Juízes se dizem cautelosos em relação à nova forma de encerrar contratos, em vigor desde novembro
Laís Alegretti
Novidade da reforma trabalhista, a homologação de acordos entre patrão e empregado para encerrar o contrato, é alvo de resistência dentro dos tribunais.
Juízes rejeitaram um a cada quatro acordos analisados de janeiro a março, segundo balanço inédito do TST (Tribunal Superior do Trabalho). Eles foram barrados pelos juízes principalmente devido à grande abrangência, que, na visão deles, pode prejudicar os trabalhadores.
Dos mais de 5.000 acertos julgados no primeiro trimestre, 75% (3.800) foram homologados pela Justiça.
A homologação na Justiça de acordos entre patrão e empregado é uma previsão criada pela reforma trabalhista, que entrou em vigor em novembro de 2017.

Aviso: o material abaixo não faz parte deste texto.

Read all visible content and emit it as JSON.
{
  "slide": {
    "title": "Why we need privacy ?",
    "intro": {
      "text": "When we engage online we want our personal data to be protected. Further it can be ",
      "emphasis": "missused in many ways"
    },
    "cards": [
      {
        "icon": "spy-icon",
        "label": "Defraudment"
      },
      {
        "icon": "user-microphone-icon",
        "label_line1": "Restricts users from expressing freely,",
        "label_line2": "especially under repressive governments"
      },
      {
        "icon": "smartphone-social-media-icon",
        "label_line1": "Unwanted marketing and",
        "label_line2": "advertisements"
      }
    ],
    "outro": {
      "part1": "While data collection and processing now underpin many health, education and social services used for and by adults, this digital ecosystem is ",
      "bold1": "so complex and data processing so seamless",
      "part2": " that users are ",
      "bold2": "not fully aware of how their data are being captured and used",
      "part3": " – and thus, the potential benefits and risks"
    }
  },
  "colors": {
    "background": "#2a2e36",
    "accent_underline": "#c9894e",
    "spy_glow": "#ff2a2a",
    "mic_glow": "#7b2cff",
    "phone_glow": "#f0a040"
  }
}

Ao mesmo tempo, a nova lei acabou com a obrigação de homologar rescisão no sindicato, que reconhece só a quitação dos valores pagos.
Agora, o contrato pode ser encerrado na própria empresa. Se quiserem, patrão e trabalhador podem submeter o acordo à Justiça.
A análise dos primeiros meses dessa nova possibilidade revela que o alcance dos acordos é o grande impasse.
“Alguns juízes estão se recusando a homologar. Geralmente, é quando tem a cláusula de quitação geral”, relata o juiz auxiliar da vice-presidência do TST, Rogerio Neiva.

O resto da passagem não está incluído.